I will have to try to come up with a better MWE.

This is what the code inside the function really looks like:

        @show typeof(panel2intdof), typeof(temp), typeof(H), typeof(multiplier)
        @time begin # DEBUG This loop really does nothing useful. It is there purely for comparison.
        @inbounds for co = 1:size(temp, 2)
            @inbounds for ro = 1:size(temp, 1)
                H[ro, co] = temp[ro, co]
            end
        end
        end # DEBUG
        println("After the first loop")
        @time begin # DEBUG This loop is the actual work I want to get done
        @inbounds for co = 1:size(temp, 2)
            renumco = panel2intdof[co]
            @inbounds for ro = 1:size(temp, 1)
                renumro = panel2intdof[ro]
                H[ro, co] = multiplier * temp[renumro, renumco]
            end
        end
        end # DEBUG
        println("After the second loop")

I get the following printout

(typeof(panel2intdof), typeof(temp), typeof(H), typeof(multiplier)) = (Array{Int64,1}, Array{Complex{Float64},2}, Array{Complex{Float64},2}, Complex{Float64})                                                                
  0.010650 seconds                                                        
After the first loop                                                      
  1.486276 seconds (13.43 M allocations: 409.923 MiB, 26.14% gc time)     
After the second loop    

As you can see, there are many allocations in the second loop, yet the types of operands give me no clue as to why.

That still looks like a type instability of some sort.

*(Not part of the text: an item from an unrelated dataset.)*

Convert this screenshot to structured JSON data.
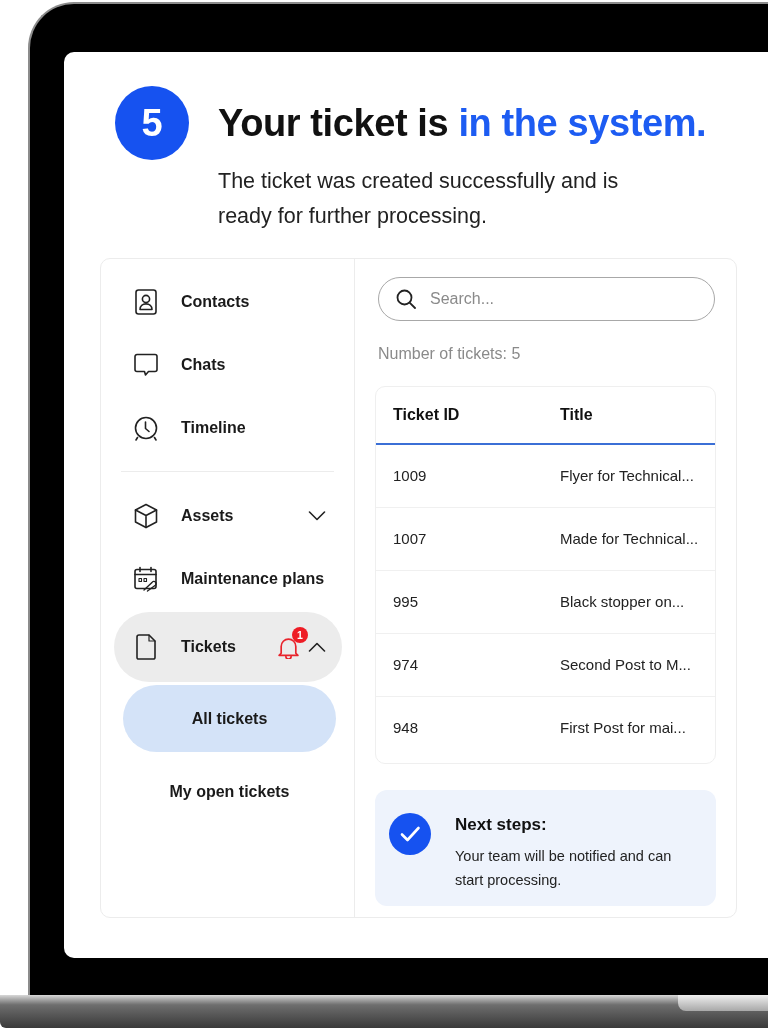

Call @code_warntype on the function and see what parts get flagged. Note that a type-instability cannot be diagnosed by the run-time types of the variables — the key is that you’ve written things in such a way that Julia isn’t able to predict those run-time types. That’s what @code_warntype will show you.

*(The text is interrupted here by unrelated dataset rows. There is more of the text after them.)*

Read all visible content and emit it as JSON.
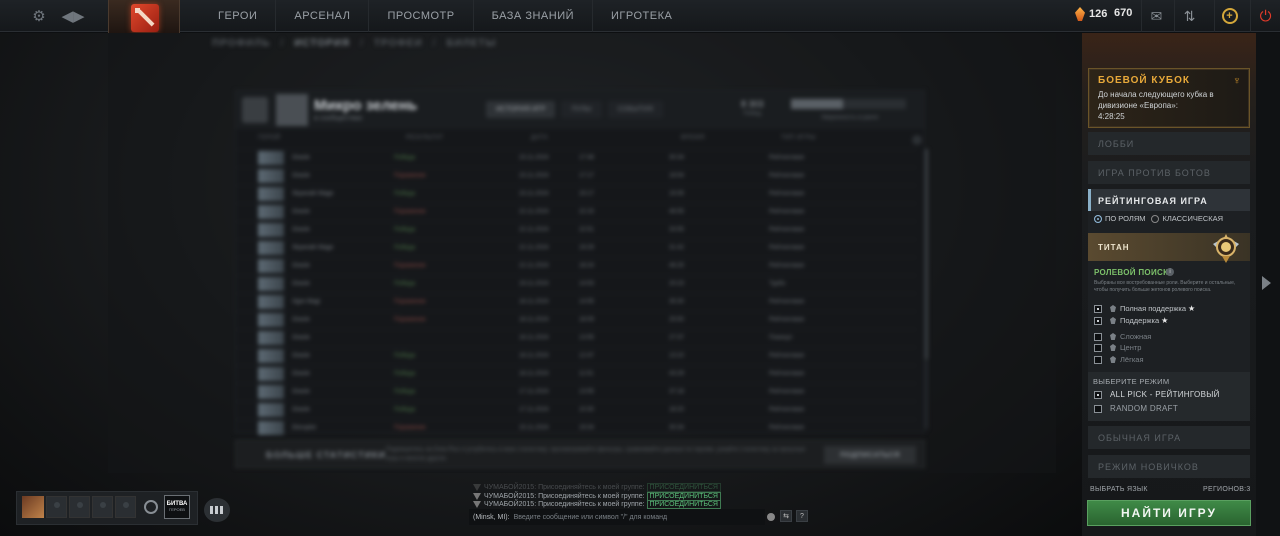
{
  "topbar": {
    "nav": [
      "ГЕРОИ",
      "АРСЕНАЛ",
      "ПРОСМОТР",
      "БАЗА ЗНАНИЙ",
      "ИГРОТЕКА"
    ],
    "shards": "126",
    "gems": "670",
    "icons": [
      "settings-gear-icon",
      "back-forward-icon",
      "dota-logo-icon",
      "mail-icon",
      "plus-icon",
      "power-icon"
    ]
  },
  "breadcrumb": [
    "ПРОФИЛЬ",
    "ИСТОРИЯ",
    "ТРОФЕИ",
    "БИЛЕТЫ"
  ],
  "profile": {
    "name": "Микро зелень",
    "subtitle": "в сообществах",
    "tabs": [
      "ИСТОРИЯ ИГР",
      "ПУЛЫ",
      "СОБЫТИЯ"
    ],
    "stat1": "8 303",
    "stat1_label": "Побед",
    "stat2_label": "Уверенность в ранге",
    "columns": [
      "ГЕРОЙ",
      "РЕЗУЛЬТАТ",
      "ДАТА",
      "",
      "ВРЕМЯ",
      "ТИП ИГРЫ"
    ],
    "matches": [
      {
        "hero": "Oracle",
        "result": "Победа",
        "date": "23.11.2024",
        "time": "17:48",
        "duration": "30:34",
        "type": "Рейтинговая",
        "win": true
      },
      {
        "hero": "Oracle",
        "result": "Поражение",
        "date": "23.11.2024",
        "time": "17:17",
        "duration": "18:54",
        "type": "Рейтинговая",
        "win": false
      },
      {
        "hero": "Skywrath Mage",
        "result": "Победа",
        "date": "23.11.2024",
        "time": "15:17",
        "duration": "19:35",
        "type": "Рейтинговая",
        "win": true
      },
      {
        "hero": "Oracle",
        "result": "Поражение",
        "date": "22.11.2024",
        "time": "22:15",
        "duration": "46:55",
        "type": "Рейтинговая",
        "win": false
      },
      {
        "hero": "Oracle",
        "result": "Победа",
        "date": "22.11.2024",
        "time": "22:51",
        "duration": "33:55",
        "type": "Рейтинговая",
        "win": true
      },
      {
        "hero": "Skywrath Mage",
        "result": "Победа",
        "date": "22.11.2024",
        "time": "19:29",
        "duration": "31:42",
        "type": "Рейтинговая",
        "win": true
      },
      {
        "hero": "Oracle",
        "result": "Поражение",
        "date": "22.11.2024",
        "time": "18:24",
        "duration": "46:25",
        "type": "Рейтинговая",
        "win": false
      },
      {
        "hero": "Oracle",
        "result": "Победа",
        "date": "19.11.2024",
        "time": "14:53",
        "duration": "20:23",
        "type": "Турбо",
        "win": true
      },
      {
        "hero": "Ogre Magi",
        "result": "Поражение",
        "date": "18.11.2024",
        "time": "14:55",
        "duration": "35:30",
        "type": "Рейтинговая",
        "win": false
      },
      {
        "hero": "Oracle",
        "result": "Поражение",
        "date": "18.11.2024",
        "time": "18:09",
        "duration": "25:50",
        "type": "Рейтинговая",
        "win": false
      },
      {
        "hero": "Oracle",
        "result": "",
        "date": "18.11.2024",
        "time": "13:55",
        "duration": "27:37",
        "type": "Покинул",
        "win": null
      },
      {
        "hero": "Oracle",
        "result": "Победа",
        "date": "18.11.2024",
        "time": "12:47",
        "duration": "13:10",
        "type": "Рейтинговая",
        "win": true
      },
      {
        "hero": "Oracle",
        "result": "Победа",
        "date": "18.11.2024",
        "time": "11:51",
        "duration": "43:29",
        "type": "Рейтинговая",
        "win": true
      },
      {
        "hero": "Oracle",
        "result": "Победа",
        "date": "17.11.2024",
        "time": "13:55",
        "duration": "37:18",
        "type": "Рейтинговая",
        "win": true
      },
      {
        "hero": "Oracle",
        "result": "Победа",
        "date": "17.11.2024",
        "time": "10:30",
        "duration": "18:20",
        "type": "Рейтинговая",
        "win": true
      },
      {
        "hero": "Disruptor",
        "result": "Поражение",
        "date": "15.11.2024",
        "time": "19:34",
        "duration": "30:34",
        "type": "Рейтинговая",
        "win": false
      }
    ]
  },
  "plus_banner": {
    "title": "БОЛЬШЕ СТАТИСТИКИ",
    "desc": "Подпишитесь на Dota Plus и углубитесь в мою статистику: просматривайте фильтры, сравнивайте данные по героям, узнайте статистику за прошлые игры и многое другое.",
    "button": "ПОДПИСАТЬСЯ"
  },
  "cup": {
    "title": "БОЕВОЙ КУБОК",
    "text": "До начала следующего кубка в дивизионе «Европа»:",
    "timer": "4:28:25"
  },
  "modes": {
    "lobby": "ЛОББИ",
    "bots": "ИГРА ПРОТИВ БОТОВ",
    "ranked": "РЕЙТИНГОВАЯ ИГРА",
    "unranked": "ОБЫЧНАЯ ИГРА",
    "newbie": "РЕЖИМ НОВИЧКОВ"
  },
  "ranked": {
    "radio_roles": "ПО РОЛЯМ",
    "radio_classic": "КЛАССИЧЕСКАЯ",
    "rank": "ТИТАН",
    "role_title": "РОЛЕВОЙ ПОИСК",
    "role_desc": "Выбраны все востребованные роли. Выберите и остальные, чтобы получить больше жетонов ролевого поиска.",
    "roles": [
      {
        "label": "Полная поддержка",
        "checked": true,
        "star": true
      },
      {
        "label": "Поддержка",
        "checked": true,
        "star": true
      },
      {
        "label": "Сложная",
        "checked": false,
        "star": false
      },
      {
        "label": "Центр",
        "checked": false,
        "star": false
      },
      {
        "label": "Лёгкая",
        "checked": false,
        "star": false
      }
    ],
    "mode_title": "ВЫБЕРИТЕ РЕЖИМ",
    "mode_options": [
      {
        "label": "ALL PICK - РЕЙТИНГОВЫЙ",
        "checked": true
      },
      {
        "label": "RANDOM DRAFT",
        "checked": false
      }
    ]
  },
  "footer": {
    "language": "ВЫБРАТЬ ЯЗЫК",
    "regions": "РЕГИОНОВ:3",
    "find": "НАЙТИ ИГРУ"
  },
  "party": {
    "battle_cup_line1": "БИТВА",
    "battle_cup_line2": "ГЕРОЕВ"
  },
  "chat": {
    "lines": [
      {
        "user": "ЧУМАБОЙ2015",
        "text": "Присоединяйтесь к моей группе:",
        "link": "ПРИСОЕДИНИТЬСЯ"
      },
      {
        "user": "ЧУМАБОЙ2015",
        "text": "Присоединяйтесь к моей группе:",
        "link": "ПРИСОЕДИНИТЬСЯ"
      },
      {
        "user": "ЧУМАБОЙ2015",
        "text": "Присоединяйтесь к моей группе:",
        "link": "ПРИСОЕДИНИТЬСЯ"
      }
    ],
    "channel": "(Minsk, MI):",
    "placeholder": "Введите сообщение или символ \"/\" для команд"
  }
}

If you could post the a more complete example that we can run then you’ll get more conclusive answers here.

1 Like

I cannot reproduce. Are you doing something weird like running on 32bit causing Int64 / Int / Int32 instability?

julia> using Random
julia> N=3000; temp = rand(Complex{Float64}, N,N); H=rand(Complex{Float64}, N,N); multiplier = rand(Complex{Float64}); panel2intdof=shuffle(1:N);
julia> function fff(panel2intdof, temp, H, multiplier)
               @show typeof(panel2intdof), typeof(temp), typeof(H), typeof(multiplier)
               @time begin # DEBUG This loop really does nothing useful. It is there purely for comparison.
               @inbounds for co = 1:size(temp, 2)
                   @inbounds for ro = 1:size(temp, 1)
                       H[ro, co] = temp[ro, co]
                   end
               end
               end # DEBUG
               println("After the first loop")
               @time begin # DEBUG This loop is the actual work I want to get done
               @inbounds for co = 1:size(temp, 2)
                   renumco = panel2intdof[co]
                   @inbounds for ro = 1:size(temp, 1)
                       renumro = panel2intdof[ro]
                       H[ro, co] = multiplier * temp[renumro, renumco]
                   end
               end
               end # DEBUG
               println("After the second loop")
               end

Post warm-up:

julia> @time fff(panel2intdof, temp, H, multiplier)
(typeof(panel2intdof), typeof(temp), typeof(H), typeof(multiplier)) = (Array{Int64,1}, Array{Complex{Float64},2}, Array{Complex{Float64},2}, Complex{Float64})
  0.030214 seconds
After the first loop
  0.040853 seconds
After the second loop
  0.071491 seconds (141 allocations: 5.781 KiB)
1 Like

Turns out I made an (unwarranted) assumption that multiplier was discoverable as complex.
That number was type-unstable.
Thanks for making me to figure it out!

(As a matter of fact I have used @code_warntype on this code, but I missed the important information in the thicket of the printouts.)